Come ho scritto dall’altra parte, aspettavo i Duplass al varco, ma con una solida fiducia: tra gli artefici del mumblecore sspesso citato su questo blog, i due fratelli di New Orleans sono quelli che hanno mostrato in passato (Mark anche come interprete) una maggior dimestichezza nell’utilizzare (e ribaltare, all’occorrenza) i meccanismi e i linguaggi della commedia. E in Cyrus, loro prima produzione “importante” (sette milioni di budget, patricinio di Ridley e Tony Scott), i Duplass sono riusciti a trasferire nei corpi di tre star come Jonah Hill, John C. Reilly e Marisa Tomei la freschezza che ha dato loro notorietà all’interno dei festival di cinema indipendente.

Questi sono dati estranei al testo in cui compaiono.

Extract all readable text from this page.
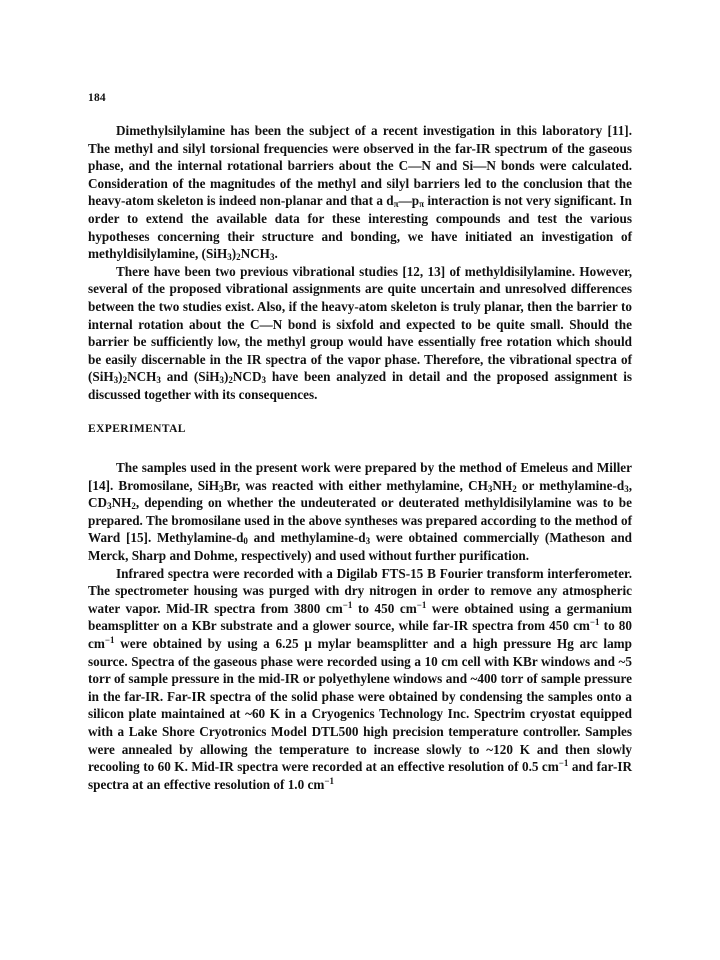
184

Dimethylsilylamine has been the subject of a recent investigation in this laboratory [11]. The methyl and silyl torsional frequencies were observed in the far-IR spectrum of the gaseous phase, and the internal rotational barriers about the C—N and Si—N bonds were calculated. Consideration of the magnitudes of the methyl and silyl barriers led to the conclusion that the heavy-atom skeleton is indeed non-planar and that a $d_\pi—p_\pi$ interaction is not very significant. In order to extend the available data for these interesting compounds and test the various hypotheses concerning their structure and bonding, we have initiated an investigation of methyldisilylamine, $(SiH_3)_2NCH_3$.

There have been two previous vibrational studies [12, 13] of methyldisilylamine. However, several of the proposed vibrational assignments are quite uncertain and unresolved differences between the two studies exist. Also, if the heavy-atom skeleton is truly planar, then the barrier to internal rotation about the C—N bond is sixfold and expected to be quite small. Should the barrier be sufficiently low, the methyl group would have essentially free rotation which should be easily discernable in the IR spectra of the vapor phase. Therefore, the vibrational spectra of $(SiH_3)_2NCH_3$ and $(SiH_3)_2NCD_3$ have been analyzed in detail and the proposed assignment is discussed together with its consequences.

EXPERIMENTAL

The samples used in the present work were prepared by the method of Emeleus and Miller [14]. Bromosilane, SiH$_3$Br, was reacted with either methylamine, $CH_3NH_2$ or methylamine-$d_3$, $CD_3NH_2$, depending on whether the undeuterated or deuterated methyldisilylamine was to be prepared. The bromosilane used in the above syntheses was prepared according to the method of Ward [15]. Methylamine-$d_0$ and methylamine-$d_3$ were obtained commercially (Matheson and Merck, Sharp and Dohme, respectively) and used without further purification.

Infrared spectra were recorded with a Digilab FTS-15 B Fourier transform interferometer. The spectrometer housing was purged with dry nitrogen in order to remove any atmospheric water vapor. Mid-IR spectra from 3800 $cm^{-1}$ to 450 $cm^{-1}$ were obtained using a germanium beamsplitter on a KBr substrate and a glower source, while far-IR spectra from 450 $cm^{-1}$ to 80 $cm^{-1}$ were obtained by using a 6.25 μ mylar beamsplitter and a high pressure Hg arc lamp source. Spectra of the gaseous phase were recorded using a 10 cm cell with KBr windows and ~5 torr of sample pressure in the mid-IR or polyethylene windows and ~400 torr of sample pressure in the far-IR. Far-IR spectra of the solid phase were obtained by condensing the samples onto a silicon plate maintained at ~60 K in a Cryogenics Technology Inc. Spectrim cryostat equipped with a Lake Shore Cryotronics Model DTL500 high precision temperature controller. Samples were annealed by allowing the temperature to increase slowly to ~120 K and then slowly recooling to 60 K. Mid-IR spectra were recorded at an effective resolution of 0.5 $cm^{-1}$ and far-IR spectra at an effective resolution of 1.0 $cm^{-1}$
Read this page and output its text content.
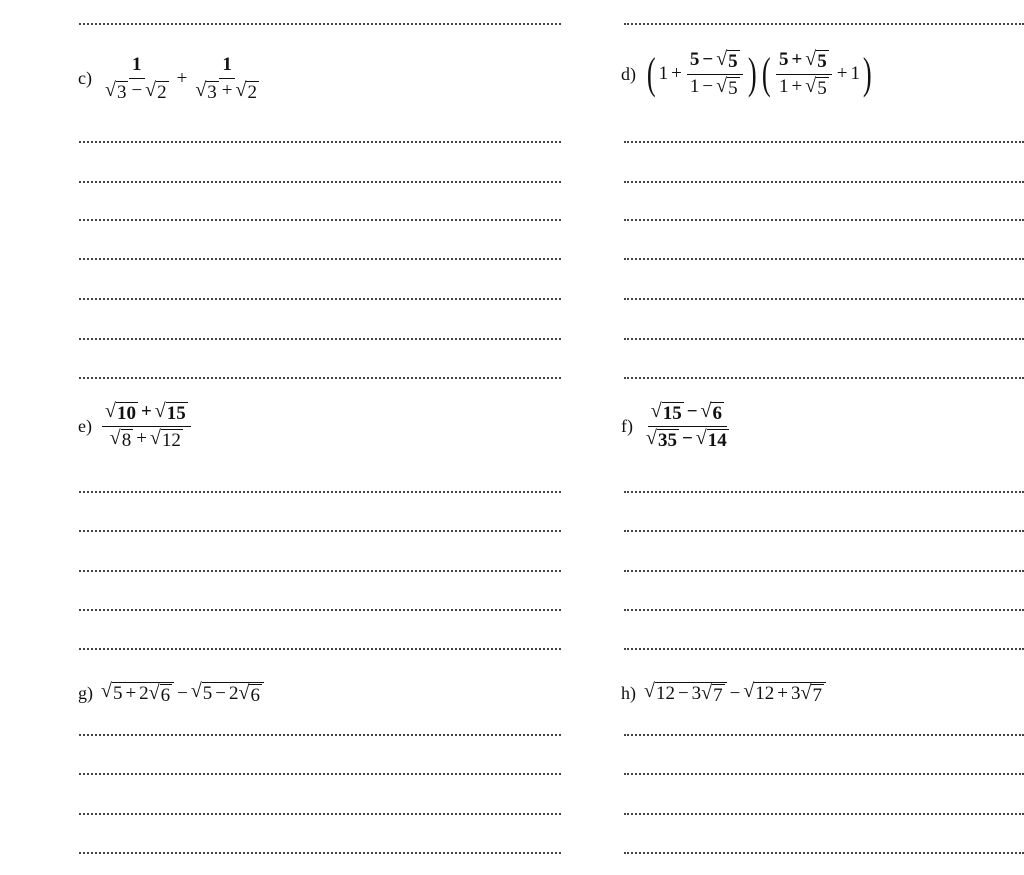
$c) \frac{1}{√ 3 - √ 2} + \frac{1}{√ 3 + √ 2}$	d) ( $1 + \frac{5 - √ 5}{1 - √ 5}$ ) ( $\frac{5 + √ 5}{1 + √ 5} + 1$ )
$e) \frac{√ 10 + √ 15}{√ 8 + √ 12}$	$f) \frac{√ 15 - √ 6}{√ 35 - √ 14}$
g) √ 5 + 2 √ 6 − √ 5 − 2 √ 6	h) √ 12 − 3 √ 7 − √ 12 + 3 √ 7
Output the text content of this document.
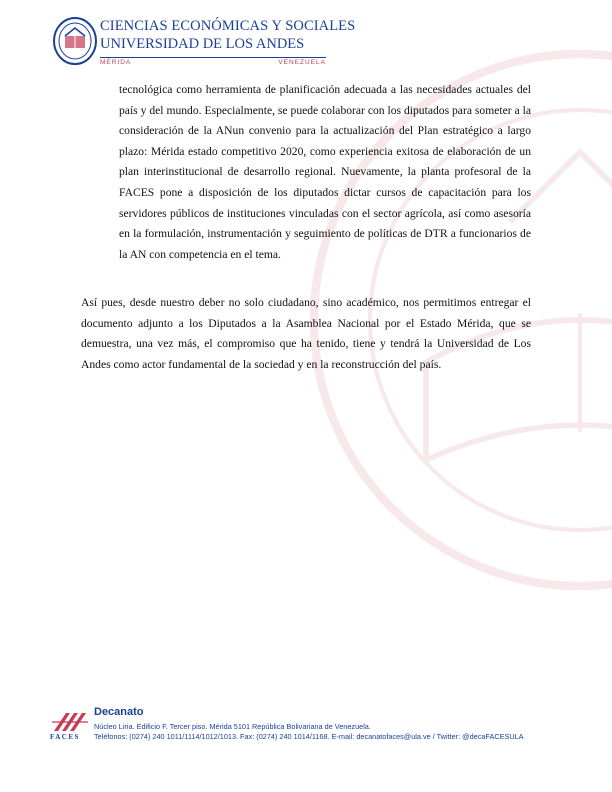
CIENCIAS ECONÓMICAS Y SOCIALES
UNIVERSIDAD DE LOS ANDES
MÉRIDA VENEZUELA
tecnológica como herramienta de planificación adecuada a las necesidades actuales del país y del mundo. Especialmente, se puede colaborar con los diputados para someter a la consideración de la ANun convenio para la actualización del Plan estratégico a largo plazo: Mérida estado competitivo 2020, como experiencia exitosa de elaboración de un plan interinstitucional de desarrollo regional. Nuevamente, la planta profesoral de la FACES pone a disposición de los diputados dictar cursos de capacitación para los servidores públicos de instituciones vinculadas con el sector agrícola, así como asesoría en la formulación, instrumentación y seguimiento de políticas de DTR a funcionarios de la AN con competencia en el tema.
Así pues, desde nuestro deber no solo ciudadano, sino académico, nos permitimos entregar el documento adjunto a los Diputados a la Asamblea Nacional por el Estado Mérida, que se demuestra, una vez más, el compromiso que ha tenido, tiene y tendrá la Universidad de Los Andes como actor fundamental de la sociedad y en la reconstrucción del país.
FACES
Decanato
Núcleo Liria. Edificio F. Tercer piso. Mérida 5101 República Bolivariana de Venezuela.
Teléfonos: (0274) 240 1011/1114/1012/1013. Fax: (0274) 240 1014/1168. E-mail: decanatofaces@ula.ve / Twitter: @decaFACESULA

Il tratto più distintivo, al di là dello stile naturalistico della messa in scena, sembra essere la bravura nel raccontare una storia che si regge soprattutto su dinamiche quotidiane e “banali”, su rapporti tra i personaggi che possono sì giocare scaltramente con riconoscibili ingranaggi ma che non si fanno mai divorare da essi. In tal senso il film è di un’asciuttezza atipica sia nella narrazione che nella messa in scena (basti pensare a come si conclude, negando il gusto per la chiusa ad effetto o per la sagacia fine a se stessa, rivolgendosi invece a una realtà dove il lieto fine esiste), ma non si pensi a un’opera improvvisata o dilettantistica: i Duplass sanno il fatto loro, il film è scritto in modo intelligente e, pur non puntando troppo in alto, nella sua metodica calma riesce a essere divertente e commovente senza apparire artificioso.

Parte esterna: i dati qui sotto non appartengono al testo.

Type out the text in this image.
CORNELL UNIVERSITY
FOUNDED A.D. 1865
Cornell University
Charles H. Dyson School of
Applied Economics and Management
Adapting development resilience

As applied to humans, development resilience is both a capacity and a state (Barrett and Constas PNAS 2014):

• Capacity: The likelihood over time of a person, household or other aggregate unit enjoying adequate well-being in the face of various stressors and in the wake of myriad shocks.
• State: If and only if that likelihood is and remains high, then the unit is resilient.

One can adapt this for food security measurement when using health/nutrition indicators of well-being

Il più grande merito di Cyrus è però quello di aver puntato le luci e di aver scommesso tutto su Jonah Hill che, dopo cinque anni passati alla corte di Judd Apatow, con questa performance sottile, misurata, perfida ma profondamente umana, mostra (non è la prima volta, ma in modo definitivo) la sua caratura, tanto da riuscire a mettere in ombra un pezzo grosso come John C. Reilly. Se tutti lo sapessero dirigere così.